The ongoing problem is survivorship bias; focusing only on what’s easy to see. Digital dashboards glow with click-throughs and online conversions, but rarely show the quieter, offline influence of ads. The CTV spot that nudges a shopper in-store, the email that sparks a restaurant booking, or the product search that ends at a physical till. When those moments go unmeasured, whole audiences and channels are undervalued and spend drifts off course.

Next year, that blind spot will narrow fast. Retail media networks are connecting footfall, loyalty data and store purchases via identity frameworks that reveal how exposure translates into sales. When measurement captures the whole journey, the 50% problem starts looking like ancient history.

Esme Robinson, Director Global Platform Solutions and Enablement, Epsilon 

 
The sensory side of product discovery is often overlooked 

It’s clear that retail media investment will keep growing in 2026. One of its biggest strengths is that product and promotion live in the same place. You can influence both what people see and what they pick up.

What’s often overlooked is the sensory side of new product discovery. When someone physically picks up a product, you’re building both physical and mental availability at once.

At Dig In, we see this every year. We put products directly into the hands of 500,000 students on their first day at university, and again throughout the year. That single moment of contact helps form shopping habits and lasting memories – our omni-channel advertising targets these students to drive awareness and consideration, and the physical product drives sales.
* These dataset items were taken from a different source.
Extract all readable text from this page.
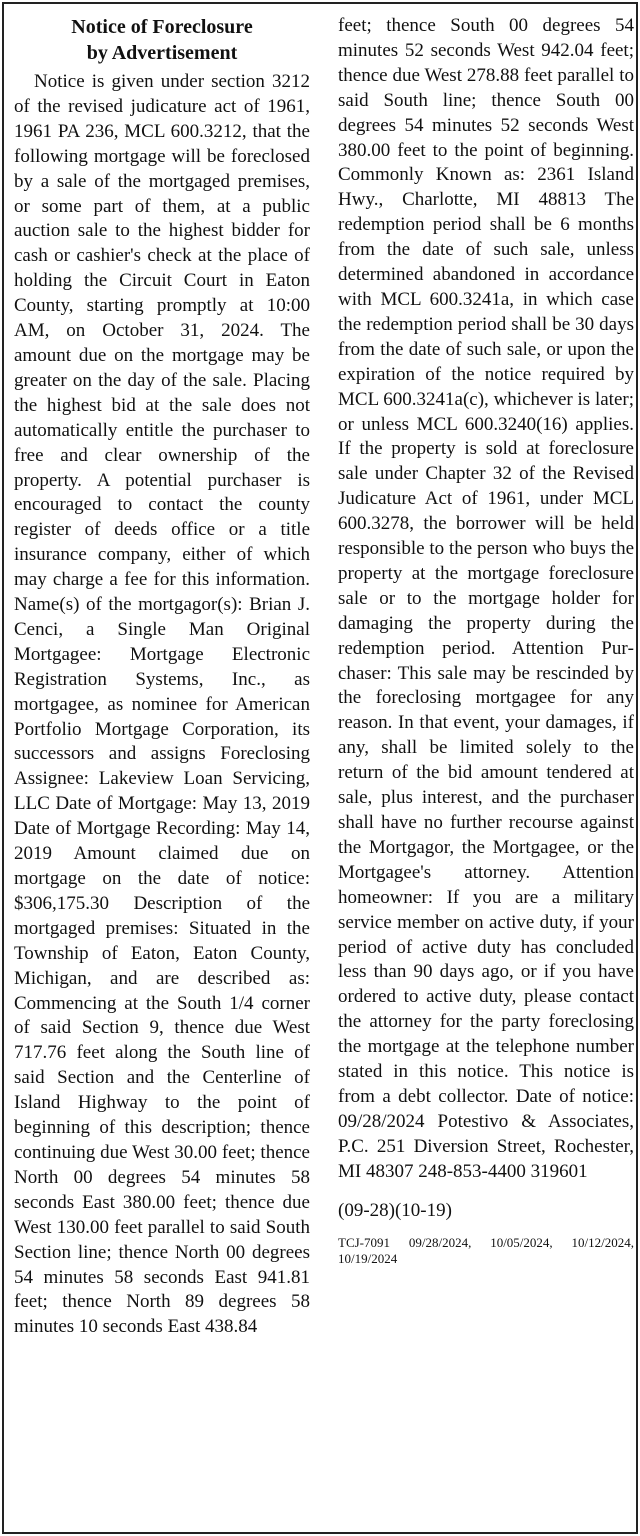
Notice of Foreclosure
by Advertisement

Notice is given under section 3212 of the revised judicature act of 1961, 1961 PA 236, MCL 600.3212, that the following mortgage will be foreclosed by a sale of the mortgaged premises, or some part of them, at a public auction sale to the highest bidder for cash or cashier's check at the place of holding the Circuit Court in Eaton County, starting promptly at 10:00 AM, on October 31, 2024. The amount due on the mortgage may be greater on the day of the sale. Placing the highest bid at the sale does not automatically entitle the purchaser to free and clear ownership of the property. A potential purchaser is encouraged to contact the county register of deeds office or a title insurance company, either of which may charge a fee for this information. Name(s) of the mortgagor(s): Brian J. Cenci, a Single Man Original Mortgagee: Mortgage Electronic Registration Systems, Inc., as mortgagee, as nominee for American Portfolio Mortgage Corporation, its successors and assigns Foreclosing Assignee: Lakeview Loan Servicing, LLC Date of Mortgage: May 13, 2019 Date of Mortgage Recording: May 14, 2019 Amount claimed due on mortgage on the date of notice: $306,175.30 Description of the mortgaged premises: Situated in the Township of Eaton, Eaton County, Michigan, and are described as: Commencing at the South 1/4 corner of said Section 9, thence due West 717.76 feet along the South line of said Section and the Centerline of Island Highway to the point of beginning of this description; thence continuing due West 30.00 feet; thence North 00 degrees 54 minutes 58 seconds East 380.00 feet; thence due West 130.00 feet parallel to said South Section line; thence North 00 degrees 54 minutes 58 seconds East 941.81 feet; thence North 89 degrees 58 minutes 10 seconds East 438.84

feet; thence South 00 degrees 54 minutes 52 seconds West 942.04 feet; thence due West 278.88 feet parallel to said South line; thence South 00 degrees 54 minutes 52 seconds West 380.00 feet to the point of beginning. Commonly Known as: 2361 Island Hwy., Charlotte, MI 48813 The redemption period shall be 6 months from the date of such sale, unless determined abandoned in accordance with MCL 600.3241a, in which case the redemption period shall be 30 days from the date of such sale, or upon the expiration of the notice required by MCL 600.3241a(c), whichever is later; or unless MCL 600.3240(16) applies. If the property is sold at foreclosure sale under Chapter 32 of the Revised Judicature Act of 1961, under MCL 600.3278, the borrower will be held responsible to the person who buys the property at the mortgage foreclosure sale or to the mortgage holder for damaging the property during the redemption period. Attention Purchaser: This sale may be rescinded by the foreclosing mortgagee for any reason. In that event, your damages, if any, shall be limited solely to the return of the bid amount tendered at sale, plus interest, and the purchaser shall have no further recourse against the Mortgagor, the Mortgagee, or the Mortgagee's attorney. Attention homeowner: If you are a military service member on active duty, if your period of active duty has concluded less than 90 days ago, or if you have ordered to active duty, please contact the attorney for the party foreclosing the mortgage at the telephone number stated in this notice. This notice is from a debt collector. Date of notice: 09/28/2024 Potestivo & Associates, P.C. 251 Diversion Street, Rochester, MI 48307 248-853-4400 319601

(09-28)(10-19)

TCJ-7091 09/28/2024, 10/05/2024, 10/12/2024, 10/19/2024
If brands get better at omni-channel advertising in 2026, targeting audiences ‘from sofa to store’, I‘m sure they would unlock even more sales.

Christopher Platt, Founder & CEO, Dig In

Retail media will broaden its relevance 

As retail media matures, a customer purchase journey will not be limited just to the 'on-site' e-commerce or in-store experience, but rather an actual real-life journey from 'sofa to store', one that utilises the media touchpoints on that route, e.g CTV, prDOOH, desktop and mobile. Sales don’t start in-store, so brands are increasingly investing in 'off-site' media channels in order to influence decision-making earlier in the shopper journey, focusing on reach and brand-building to support their conversion efforts.

In 2026, retail media will broaden its relevance beyond FMCGs. High-traffic retailers – from grocery to QSR – can now harness mobility insights derived from consented, anonymised mobile data to understand where their customers truly come from. These catchment areas help to inform sharper strategies: reinforcing loyalty in core areas or targeting competitive areas to win market share.